John Ramsey, 53, and his wife Patsy, 40, who was Miss West Virginia in 1977, have refused to speak to police on the advice of counsel, but have submitted answers to written questions, according to a family spokesman.

Police sources had revealed earlier the ransom note had been handwritten on paper from a legal pad found in the home. The Denver Post reported this week that a partially written draft of the same note -- in which someone tried to disguise his or her handwriting -- has been found in the house, which had no signs of forced entry.

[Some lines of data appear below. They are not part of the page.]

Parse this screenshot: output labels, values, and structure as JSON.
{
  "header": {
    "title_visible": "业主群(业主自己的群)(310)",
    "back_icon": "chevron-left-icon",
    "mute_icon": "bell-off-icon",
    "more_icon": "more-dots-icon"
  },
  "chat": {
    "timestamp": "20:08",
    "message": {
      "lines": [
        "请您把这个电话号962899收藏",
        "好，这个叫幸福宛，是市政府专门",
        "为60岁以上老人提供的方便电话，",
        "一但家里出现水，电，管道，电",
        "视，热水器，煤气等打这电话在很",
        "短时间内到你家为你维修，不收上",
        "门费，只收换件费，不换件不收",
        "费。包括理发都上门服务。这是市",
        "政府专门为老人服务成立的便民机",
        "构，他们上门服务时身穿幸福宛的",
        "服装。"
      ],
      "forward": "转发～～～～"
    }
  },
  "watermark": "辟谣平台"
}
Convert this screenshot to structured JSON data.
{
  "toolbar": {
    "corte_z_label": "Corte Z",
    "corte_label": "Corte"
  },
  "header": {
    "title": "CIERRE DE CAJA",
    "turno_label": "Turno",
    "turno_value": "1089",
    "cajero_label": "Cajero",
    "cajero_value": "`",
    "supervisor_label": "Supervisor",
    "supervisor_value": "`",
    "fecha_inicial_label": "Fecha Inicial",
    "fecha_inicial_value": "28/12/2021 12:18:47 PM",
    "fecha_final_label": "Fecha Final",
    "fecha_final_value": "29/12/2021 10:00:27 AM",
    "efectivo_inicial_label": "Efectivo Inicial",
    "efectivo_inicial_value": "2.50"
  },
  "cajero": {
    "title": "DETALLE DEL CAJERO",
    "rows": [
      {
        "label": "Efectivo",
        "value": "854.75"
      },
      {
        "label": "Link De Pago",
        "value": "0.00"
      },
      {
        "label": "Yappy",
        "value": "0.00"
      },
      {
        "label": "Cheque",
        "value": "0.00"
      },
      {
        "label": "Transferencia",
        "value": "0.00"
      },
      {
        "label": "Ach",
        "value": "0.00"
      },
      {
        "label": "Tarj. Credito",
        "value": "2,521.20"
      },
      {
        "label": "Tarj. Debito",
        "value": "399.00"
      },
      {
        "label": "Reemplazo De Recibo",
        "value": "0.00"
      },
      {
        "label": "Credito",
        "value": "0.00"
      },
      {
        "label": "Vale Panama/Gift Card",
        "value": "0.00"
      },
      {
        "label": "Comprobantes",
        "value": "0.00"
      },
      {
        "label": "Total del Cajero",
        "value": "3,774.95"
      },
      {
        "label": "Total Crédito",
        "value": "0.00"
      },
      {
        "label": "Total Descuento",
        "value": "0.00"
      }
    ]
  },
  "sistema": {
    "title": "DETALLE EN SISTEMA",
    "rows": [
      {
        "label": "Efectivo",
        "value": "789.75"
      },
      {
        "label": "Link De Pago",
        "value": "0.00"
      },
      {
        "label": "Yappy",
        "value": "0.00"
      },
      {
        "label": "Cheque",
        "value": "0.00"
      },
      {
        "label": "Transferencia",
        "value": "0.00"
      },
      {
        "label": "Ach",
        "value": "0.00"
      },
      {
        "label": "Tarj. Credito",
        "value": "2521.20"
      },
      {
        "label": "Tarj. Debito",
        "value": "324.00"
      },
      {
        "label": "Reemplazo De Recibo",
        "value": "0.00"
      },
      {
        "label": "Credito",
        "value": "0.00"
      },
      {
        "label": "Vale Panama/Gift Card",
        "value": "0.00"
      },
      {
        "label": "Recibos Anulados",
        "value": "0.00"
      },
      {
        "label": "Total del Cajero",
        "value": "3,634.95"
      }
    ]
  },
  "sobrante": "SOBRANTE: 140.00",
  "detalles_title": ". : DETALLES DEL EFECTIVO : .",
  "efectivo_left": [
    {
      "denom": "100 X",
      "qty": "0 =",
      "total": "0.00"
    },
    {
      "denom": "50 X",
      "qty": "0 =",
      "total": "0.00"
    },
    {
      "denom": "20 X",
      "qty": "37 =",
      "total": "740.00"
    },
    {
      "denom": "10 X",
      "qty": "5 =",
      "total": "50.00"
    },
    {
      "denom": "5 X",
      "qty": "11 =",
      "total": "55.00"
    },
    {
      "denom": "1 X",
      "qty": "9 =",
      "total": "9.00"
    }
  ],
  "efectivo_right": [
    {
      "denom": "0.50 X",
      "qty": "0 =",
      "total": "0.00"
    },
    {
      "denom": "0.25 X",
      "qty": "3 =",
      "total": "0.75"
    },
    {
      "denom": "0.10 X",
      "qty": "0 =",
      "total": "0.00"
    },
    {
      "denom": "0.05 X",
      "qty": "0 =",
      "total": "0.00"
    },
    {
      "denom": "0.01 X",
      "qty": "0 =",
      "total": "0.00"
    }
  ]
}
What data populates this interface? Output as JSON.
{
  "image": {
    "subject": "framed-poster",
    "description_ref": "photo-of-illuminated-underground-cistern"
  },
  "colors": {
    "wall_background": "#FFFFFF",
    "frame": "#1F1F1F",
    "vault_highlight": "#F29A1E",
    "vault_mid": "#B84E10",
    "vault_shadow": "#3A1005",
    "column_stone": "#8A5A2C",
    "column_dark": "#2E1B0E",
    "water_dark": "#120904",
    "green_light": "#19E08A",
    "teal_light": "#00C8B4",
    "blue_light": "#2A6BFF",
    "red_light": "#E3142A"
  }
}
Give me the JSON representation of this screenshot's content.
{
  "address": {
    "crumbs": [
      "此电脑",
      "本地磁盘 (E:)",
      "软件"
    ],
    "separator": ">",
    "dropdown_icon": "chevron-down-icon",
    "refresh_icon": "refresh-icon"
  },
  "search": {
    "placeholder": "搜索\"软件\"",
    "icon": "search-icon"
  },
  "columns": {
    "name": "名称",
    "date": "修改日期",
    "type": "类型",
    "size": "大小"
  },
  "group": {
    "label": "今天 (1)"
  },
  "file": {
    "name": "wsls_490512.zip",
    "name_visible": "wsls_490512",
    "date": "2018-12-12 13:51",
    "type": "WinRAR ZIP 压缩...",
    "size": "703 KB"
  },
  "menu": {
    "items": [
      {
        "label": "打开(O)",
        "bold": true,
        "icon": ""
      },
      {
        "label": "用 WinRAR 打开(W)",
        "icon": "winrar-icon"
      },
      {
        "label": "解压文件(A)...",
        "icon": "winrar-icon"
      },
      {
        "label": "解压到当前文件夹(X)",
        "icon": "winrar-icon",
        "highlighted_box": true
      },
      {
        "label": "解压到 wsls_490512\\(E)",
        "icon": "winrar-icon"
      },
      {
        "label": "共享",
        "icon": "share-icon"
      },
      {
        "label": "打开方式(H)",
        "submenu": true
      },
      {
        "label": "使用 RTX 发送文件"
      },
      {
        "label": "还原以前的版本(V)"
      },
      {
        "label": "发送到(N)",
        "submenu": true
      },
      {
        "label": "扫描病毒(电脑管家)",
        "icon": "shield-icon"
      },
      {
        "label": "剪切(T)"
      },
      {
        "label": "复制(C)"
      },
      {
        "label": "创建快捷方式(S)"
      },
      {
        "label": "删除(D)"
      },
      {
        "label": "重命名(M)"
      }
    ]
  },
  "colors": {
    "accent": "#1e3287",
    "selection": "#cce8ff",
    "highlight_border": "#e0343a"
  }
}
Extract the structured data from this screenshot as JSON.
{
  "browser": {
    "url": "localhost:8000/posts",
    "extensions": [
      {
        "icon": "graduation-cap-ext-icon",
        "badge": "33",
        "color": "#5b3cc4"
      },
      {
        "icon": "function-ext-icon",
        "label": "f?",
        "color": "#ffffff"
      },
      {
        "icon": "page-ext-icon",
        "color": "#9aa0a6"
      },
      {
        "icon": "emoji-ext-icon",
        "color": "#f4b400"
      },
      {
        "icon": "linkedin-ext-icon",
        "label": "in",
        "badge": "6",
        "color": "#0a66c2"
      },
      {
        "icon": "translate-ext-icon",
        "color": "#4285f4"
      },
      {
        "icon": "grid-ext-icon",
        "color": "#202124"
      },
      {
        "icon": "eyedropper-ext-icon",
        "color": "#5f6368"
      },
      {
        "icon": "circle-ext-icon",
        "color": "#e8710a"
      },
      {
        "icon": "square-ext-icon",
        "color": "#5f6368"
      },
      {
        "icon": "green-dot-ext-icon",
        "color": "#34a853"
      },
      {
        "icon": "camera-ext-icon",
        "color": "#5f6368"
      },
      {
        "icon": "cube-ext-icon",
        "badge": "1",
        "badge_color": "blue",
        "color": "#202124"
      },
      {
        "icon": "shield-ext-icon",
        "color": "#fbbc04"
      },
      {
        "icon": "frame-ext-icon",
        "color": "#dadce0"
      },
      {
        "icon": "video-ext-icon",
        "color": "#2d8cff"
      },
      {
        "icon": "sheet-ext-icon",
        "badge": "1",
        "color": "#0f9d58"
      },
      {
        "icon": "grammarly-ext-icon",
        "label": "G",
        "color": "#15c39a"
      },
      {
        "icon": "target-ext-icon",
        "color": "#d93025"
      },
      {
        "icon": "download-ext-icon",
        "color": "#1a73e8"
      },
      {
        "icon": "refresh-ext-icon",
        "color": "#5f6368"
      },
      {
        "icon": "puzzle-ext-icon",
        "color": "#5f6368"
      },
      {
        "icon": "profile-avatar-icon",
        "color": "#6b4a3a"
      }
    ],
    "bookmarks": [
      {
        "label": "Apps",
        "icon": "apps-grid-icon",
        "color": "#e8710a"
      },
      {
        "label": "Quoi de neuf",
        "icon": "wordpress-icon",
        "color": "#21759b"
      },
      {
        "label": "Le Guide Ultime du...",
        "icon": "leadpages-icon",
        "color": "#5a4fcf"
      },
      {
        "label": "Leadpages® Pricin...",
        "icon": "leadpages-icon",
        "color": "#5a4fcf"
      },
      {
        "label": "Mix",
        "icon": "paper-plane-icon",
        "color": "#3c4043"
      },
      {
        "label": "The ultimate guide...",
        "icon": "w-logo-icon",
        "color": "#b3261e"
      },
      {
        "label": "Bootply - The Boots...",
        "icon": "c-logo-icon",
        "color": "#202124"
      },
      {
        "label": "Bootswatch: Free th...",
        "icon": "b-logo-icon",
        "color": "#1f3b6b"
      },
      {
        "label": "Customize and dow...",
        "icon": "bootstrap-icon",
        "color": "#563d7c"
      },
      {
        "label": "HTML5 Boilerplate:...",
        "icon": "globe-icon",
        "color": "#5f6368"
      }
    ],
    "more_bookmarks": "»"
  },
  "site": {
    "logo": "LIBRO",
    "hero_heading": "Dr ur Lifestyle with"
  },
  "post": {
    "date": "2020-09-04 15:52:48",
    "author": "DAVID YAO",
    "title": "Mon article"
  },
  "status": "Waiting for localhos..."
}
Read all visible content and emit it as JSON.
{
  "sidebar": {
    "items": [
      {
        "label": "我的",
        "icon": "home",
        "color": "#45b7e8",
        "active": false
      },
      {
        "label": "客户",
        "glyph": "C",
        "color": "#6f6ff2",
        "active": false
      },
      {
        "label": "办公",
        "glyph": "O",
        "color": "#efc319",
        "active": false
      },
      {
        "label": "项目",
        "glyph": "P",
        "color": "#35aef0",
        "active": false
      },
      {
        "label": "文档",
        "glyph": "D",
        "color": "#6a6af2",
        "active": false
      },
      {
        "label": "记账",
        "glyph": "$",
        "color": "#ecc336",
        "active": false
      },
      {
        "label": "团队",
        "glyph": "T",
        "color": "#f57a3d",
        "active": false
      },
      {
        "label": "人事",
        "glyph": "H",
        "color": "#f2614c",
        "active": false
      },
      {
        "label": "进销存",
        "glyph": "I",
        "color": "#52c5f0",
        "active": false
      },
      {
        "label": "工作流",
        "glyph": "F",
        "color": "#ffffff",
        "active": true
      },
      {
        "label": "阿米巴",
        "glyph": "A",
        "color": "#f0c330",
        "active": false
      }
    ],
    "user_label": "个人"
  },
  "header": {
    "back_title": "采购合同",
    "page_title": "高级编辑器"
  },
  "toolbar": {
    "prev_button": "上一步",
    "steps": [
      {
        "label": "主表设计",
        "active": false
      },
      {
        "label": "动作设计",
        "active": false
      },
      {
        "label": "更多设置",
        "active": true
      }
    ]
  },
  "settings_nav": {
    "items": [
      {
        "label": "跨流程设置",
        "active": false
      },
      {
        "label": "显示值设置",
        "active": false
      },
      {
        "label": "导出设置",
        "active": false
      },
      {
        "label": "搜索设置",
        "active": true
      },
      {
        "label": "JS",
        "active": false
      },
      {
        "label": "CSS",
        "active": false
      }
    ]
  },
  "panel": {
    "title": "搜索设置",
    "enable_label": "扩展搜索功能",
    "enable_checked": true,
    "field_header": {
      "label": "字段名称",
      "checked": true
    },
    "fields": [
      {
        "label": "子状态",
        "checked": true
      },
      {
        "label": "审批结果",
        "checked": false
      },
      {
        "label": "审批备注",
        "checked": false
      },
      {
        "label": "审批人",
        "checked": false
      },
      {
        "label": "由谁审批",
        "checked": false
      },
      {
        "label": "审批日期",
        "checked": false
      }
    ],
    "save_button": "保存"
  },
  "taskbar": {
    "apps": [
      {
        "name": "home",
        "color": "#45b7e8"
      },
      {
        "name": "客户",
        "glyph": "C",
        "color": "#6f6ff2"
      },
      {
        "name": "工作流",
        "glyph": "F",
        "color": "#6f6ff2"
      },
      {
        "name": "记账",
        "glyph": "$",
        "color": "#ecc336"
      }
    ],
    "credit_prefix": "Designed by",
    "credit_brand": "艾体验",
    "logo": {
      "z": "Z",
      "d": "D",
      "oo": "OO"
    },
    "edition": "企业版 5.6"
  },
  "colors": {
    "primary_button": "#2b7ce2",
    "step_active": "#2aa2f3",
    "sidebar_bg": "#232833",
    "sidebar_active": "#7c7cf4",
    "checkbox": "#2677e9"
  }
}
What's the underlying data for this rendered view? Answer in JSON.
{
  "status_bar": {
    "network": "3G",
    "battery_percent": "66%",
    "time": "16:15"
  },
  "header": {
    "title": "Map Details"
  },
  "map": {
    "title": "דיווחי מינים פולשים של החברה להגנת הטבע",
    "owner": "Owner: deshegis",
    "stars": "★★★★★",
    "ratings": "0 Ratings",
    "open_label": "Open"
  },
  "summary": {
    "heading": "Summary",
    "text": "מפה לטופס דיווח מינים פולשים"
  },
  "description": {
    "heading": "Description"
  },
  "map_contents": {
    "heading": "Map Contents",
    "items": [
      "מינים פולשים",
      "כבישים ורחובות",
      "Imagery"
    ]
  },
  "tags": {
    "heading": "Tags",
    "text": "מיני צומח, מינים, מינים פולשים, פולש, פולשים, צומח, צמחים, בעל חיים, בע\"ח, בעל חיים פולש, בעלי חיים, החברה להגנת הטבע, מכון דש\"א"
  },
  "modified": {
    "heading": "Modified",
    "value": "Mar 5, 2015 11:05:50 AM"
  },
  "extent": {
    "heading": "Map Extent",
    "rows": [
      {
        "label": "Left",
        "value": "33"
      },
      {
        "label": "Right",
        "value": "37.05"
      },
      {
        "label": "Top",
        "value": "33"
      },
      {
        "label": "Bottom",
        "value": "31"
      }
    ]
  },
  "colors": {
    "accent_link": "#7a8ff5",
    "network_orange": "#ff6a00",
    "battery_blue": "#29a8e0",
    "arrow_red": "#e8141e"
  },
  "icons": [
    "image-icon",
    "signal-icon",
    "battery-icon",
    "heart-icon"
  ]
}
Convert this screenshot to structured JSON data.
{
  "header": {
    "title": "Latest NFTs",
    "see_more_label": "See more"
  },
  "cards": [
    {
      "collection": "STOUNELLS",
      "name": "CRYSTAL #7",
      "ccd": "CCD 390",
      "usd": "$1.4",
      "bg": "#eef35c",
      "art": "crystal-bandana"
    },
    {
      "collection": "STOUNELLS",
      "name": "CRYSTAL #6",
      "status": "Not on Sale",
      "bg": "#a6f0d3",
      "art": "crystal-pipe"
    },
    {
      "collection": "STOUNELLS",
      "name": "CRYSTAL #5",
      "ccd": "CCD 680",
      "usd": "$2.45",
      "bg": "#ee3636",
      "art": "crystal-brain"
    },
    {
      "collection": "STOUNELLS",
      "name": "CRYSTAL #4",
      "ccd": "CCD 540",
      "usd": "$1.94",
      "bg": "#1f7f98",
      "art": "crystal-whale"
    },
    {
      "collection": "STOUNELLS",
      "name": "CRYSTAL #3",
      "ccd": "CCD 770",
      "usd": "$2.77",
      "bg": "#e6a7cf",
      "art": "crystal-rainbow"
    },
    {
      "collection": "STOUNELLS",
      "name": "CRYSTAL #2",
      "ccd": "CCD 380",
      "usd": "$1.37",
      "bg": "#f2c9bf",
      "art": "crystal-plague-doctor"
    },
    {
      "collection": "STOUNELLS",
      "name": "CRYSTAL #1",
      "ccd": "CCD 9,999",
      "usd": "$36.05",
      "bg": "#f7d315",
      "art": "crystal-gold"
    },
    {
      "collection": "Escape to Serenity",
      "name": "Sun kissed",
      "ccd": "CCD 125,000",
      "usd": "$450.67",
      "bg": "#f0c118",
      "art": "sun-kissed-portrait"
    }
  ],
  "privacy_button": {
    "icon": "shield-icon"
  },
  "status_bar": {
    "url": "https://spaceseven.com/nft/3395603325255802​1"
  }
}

There also were reports yesterday that a 911 call was placed from the upscale Tudor home to the police emergency center several days before the murder. The connection ended before the dispatcher could talk to the caller. A police officer was sent to the home but left the scene without filing a report, according to records.

A source close to the family said the 911 call was made by a "drunken guest" attending a Christmas party at the Ramsey house Dec. 23 and that no incident involving the family had occurred.

The family associate also said investigators hired by the Ramseys have run handwriting tests on family members and have not matched the writing in the ransom note. In the police investigation, handwriting, blood and hair samples have been taken from immediate family members, as well as close friends, babysitters, and John Ramsey's son and daughter from a previous marriage.

Patrick Korten, a Washington media consultant hired by the couple, said, "The Ramseys struggle not only with the enormous shock of losing their daughter but also with the fact that they have not been removed from the list of possible suspects. They didn't do it."